Malaria Indicator Survey 2009, South Sudan: Baseline Results at Household Level
South Sudan has borne the brunt of years of chronic warfare and probably has the highest malaria burden in sub-Saharan Africa. Malaria is the leading cause of morbidity and mortality in the country. This nationally representative survey aimed to provide data on malaria indicators at household level across the country.
In 2009, data were collected using a two-stage random cluster sample of 2,797 households in 150 census enumeration areas during a Malaria Indicator Survey (MIS) in South Sudan. The survey determined parasite and anaemia prevalence in vulnerable population groups and evaluated coverage, use and access to malaria control services. Standardized Roll Back Malaria Monitoring and Evaluation Reference Group (RBM-MERG) MIS household and women’s questionnaires were adapted to the local situation and used for collection of data that were analysed and summarized using descriptive statistics.
The results of this survey showed that 59.3% (95% CI: 57.5-61.1) of households owned at least one mosquito net. The proportion of the population with access to an ITN in their household was 49.7% (95% CI: 48.2-51.2).
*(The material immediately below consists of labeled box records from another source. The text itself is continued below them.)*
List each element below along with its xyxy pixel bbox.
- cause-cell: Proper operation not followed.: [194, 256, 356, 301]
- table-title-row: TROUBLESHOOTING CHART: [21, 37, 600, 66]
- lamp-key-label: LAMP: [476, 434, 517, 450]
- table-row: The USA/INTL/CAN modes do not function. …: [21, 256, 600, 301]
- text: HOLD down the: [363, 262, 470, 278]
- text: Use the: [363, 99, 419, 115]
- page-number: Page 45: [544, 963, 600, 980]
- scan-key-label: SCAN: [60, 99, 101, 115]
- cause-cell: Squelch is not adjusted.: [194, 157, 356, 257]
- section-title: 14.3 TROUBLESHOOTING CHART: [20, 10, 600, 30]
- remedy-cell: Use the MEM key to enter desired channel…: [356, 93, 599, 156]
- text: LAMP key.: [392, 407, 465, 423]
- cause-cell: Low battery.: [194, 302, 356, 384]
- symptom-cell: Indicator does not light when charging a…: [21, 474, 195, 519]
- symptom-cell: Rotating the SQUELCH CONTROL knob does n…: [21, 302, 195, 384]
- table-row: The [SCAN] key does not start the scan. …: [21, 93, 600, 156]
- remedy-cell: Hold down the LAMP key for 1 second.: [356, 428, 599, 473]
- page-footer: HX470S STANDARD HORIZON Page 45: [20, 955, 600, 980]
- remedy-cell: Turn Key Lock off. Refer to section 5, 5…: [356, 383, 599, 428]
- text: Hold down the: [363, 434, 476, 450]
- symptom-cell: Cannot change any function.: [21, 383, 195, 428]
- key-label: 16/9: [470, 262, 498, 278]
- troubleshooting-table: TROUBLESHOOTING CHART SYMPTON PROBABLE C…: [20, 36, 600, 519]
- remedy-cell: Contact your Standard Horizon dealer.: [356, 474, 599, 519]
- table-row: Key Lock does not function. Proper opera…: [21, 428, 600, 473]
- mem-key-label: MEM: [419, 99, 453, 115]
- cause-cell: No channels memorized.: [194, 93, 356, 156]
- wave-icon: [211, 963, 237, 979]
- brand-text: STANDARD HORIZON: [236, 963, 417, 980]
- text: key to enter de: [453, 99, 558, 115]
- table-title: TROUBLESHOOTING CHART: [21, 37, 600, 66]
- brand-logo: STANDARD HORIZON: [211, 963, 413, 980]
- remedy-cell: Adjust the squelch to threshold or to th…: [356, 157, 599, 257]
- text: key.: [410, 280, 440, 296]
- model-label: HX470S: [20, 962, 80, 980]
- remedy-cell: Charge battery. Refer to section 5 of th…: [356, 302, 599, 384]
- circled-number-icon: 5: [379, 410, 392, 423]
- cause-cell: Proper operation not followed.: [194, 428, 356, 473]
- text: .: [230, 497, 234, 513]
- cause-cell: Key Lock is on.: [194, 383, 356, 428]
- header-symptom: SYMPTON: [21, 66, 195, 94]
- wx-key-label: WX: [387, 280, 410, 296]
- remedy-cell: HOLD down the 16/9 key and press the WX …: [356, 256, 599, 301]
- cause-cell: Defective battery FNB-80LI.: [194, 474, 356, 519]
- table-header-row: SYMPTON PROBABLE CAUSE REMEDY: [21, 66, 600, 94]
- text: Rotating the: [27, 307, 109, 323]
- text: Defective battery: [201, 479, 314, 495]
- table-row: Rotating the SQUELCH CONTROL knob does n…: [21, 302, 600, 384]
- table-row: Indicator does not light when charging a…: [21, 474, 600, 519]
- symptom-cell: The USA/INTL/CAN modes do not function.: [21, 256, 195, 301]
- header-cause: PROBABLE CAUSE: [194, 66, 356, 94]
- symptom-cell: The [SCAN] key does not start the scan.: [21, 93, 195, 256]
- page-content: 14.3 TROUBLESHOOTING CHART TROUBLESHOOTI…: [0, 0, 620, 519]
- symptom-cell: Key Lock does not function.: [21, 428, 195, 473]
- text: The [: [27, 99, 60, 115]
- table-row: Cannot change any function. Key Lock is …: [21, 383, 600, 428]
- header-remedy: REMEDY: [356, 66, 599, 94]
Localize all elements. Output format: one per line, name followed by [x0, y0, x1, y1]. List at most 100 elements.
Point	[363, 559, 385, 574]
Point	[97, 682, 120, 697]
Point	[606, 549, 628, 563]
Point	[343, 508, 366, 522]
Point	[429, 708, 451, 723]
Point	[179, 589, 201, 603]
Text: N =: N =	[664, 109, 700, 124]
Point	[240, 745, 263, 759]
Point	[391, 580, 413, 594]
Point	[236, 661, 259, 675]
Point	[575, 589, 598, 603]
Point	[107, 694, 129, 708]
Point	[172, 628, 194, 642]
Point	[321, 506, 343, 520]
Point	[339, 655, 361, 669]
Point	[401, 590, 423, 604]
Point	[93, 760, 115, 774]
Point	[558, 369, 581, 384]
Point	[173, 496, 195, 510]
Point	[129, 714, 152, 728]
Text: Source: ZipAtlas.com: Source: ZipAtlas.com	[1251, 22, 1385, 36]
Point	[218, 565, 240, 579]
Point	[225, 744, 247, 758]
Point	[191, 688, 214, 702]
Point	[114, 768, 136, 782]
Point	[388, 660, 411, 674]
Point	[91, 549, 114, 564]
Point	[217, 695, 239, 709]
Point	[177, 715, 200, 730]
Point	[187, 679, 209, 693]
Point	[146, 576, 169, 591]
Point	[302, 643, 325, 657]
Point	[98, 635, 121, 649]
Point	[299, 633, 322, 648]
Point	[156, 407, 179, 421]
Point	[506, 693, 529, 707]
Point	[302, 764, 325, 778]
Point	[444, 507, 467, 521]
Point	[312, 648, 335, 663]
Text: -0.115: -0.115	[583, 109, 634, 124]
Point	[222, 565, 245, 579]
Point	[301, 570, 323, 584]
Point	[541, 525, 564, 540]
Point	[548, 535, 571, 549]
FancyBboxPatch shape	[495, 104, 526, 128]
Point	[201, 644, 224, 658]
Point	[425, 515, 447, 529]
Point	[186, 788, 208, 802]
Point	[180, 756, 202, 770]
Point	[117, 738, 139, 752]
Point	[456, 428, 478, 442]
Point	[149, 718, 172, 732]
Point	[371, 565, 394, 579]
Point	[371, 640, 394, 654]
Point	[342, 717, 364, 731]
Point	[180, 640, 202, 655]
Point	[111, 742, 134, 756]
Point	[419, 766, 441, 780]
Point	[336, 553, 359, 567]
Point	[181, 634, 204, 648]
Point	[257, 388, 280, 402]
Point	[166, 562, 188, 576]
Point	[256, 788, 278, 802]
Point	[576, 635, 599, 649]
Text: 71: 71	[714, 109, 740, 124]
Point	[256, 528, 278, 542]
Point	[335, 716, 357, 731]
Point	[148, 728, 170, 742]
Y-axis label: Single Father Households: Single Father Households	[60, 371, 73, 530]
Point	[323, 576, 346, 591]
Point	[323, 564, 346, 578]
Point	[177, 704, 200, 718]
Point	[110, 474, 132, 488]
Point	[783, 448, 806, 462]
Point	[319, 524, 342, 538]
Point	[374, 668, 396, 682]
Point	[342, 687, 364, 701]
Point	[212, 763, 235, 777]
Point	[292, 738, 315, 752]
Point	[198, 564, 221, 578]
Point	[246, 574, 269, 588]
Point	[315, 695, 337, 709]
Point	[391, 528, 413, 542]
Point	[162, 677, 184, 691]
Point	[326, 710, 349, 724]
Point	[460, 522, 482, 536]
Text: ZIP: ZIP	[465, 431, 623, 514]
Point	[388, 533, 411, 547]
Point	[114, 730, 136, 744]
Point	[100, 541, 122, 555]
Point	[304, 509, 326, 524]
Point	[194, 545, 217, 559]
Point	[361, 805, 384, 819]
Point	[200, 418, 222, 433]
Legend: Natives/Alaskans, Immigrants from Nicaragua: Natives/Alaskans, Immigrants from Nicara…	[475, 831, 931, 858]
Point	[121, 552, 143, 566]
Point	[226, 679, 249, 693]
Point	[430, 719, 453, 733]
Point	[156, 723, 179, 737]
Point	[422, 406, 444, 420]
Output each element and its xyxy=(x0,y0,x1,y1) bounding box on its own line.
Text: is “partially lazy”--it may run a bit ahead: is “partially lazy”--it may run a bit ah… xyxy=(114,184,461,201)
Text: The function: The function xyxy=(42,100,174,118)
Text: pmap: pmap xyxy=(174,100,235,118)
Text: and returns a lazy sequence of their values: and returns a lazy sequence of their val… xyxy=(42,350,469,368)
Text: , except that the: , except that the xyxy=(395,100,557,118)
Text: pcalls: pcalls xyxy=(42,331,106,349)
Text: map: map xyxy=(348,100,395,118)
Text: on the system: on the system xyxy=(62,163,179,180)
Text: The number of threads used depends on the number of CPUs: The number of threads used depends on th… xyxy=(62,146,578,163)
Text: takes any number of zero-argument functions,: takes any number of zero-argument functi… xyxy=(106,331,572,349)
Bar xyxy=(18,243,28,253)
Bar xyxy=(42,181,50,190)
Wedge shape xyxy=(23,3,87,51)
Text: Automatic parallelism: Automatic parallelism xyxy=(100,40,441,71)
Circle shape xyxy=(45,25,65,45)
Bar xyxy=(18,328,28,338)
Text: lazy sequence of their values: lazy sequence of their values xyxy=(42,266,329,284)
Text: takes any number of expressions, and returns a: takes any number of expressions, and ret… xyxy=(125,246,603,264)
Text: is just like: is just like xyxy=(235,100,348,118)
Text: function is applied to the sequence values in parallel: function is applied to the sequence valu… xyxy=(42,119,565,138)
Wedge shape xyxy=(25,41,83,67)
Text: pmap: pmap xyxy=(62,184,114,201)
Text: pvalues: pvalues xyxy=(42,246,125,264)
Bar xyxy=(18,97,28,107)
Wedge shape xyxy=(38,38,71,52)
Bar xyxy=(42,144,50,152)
The utilization of insecticide-treated nets was low; 25.3% (95% CI: 23.9-26.7) for children under five (U5) and 35.9% (95% CI: 31.9-40.2) of pregnant women (OR: 1.66 (1.36-2.01); P =0.175). Prevalence of infection was 24.5% (95% CI: 23.0-26.1) in children U5 and 9.9% (95% CI: 7.4-13.1) in pregnant women. About two thirds (64%) of children U5 and 46% of pregnant women were anaemic. Only 2% of households were covered by indoor residual spraying (IRS) the previous year. Data shows that 58% reported that malaria is transmitted by mosquitoes, 34% mentioned that the use of mosquito nets could prevent malaria, 41% knew the correct treatment for malaria, and 52% of the children received treatment at a health facility.
The observed high malaria prevalence could be due to low levels of coverage and utilization of interventions coupled with low knowledge levels. Therefore, access and utilization of malaria control tools should be increased through scaling up coverage and improving behaviour change communication.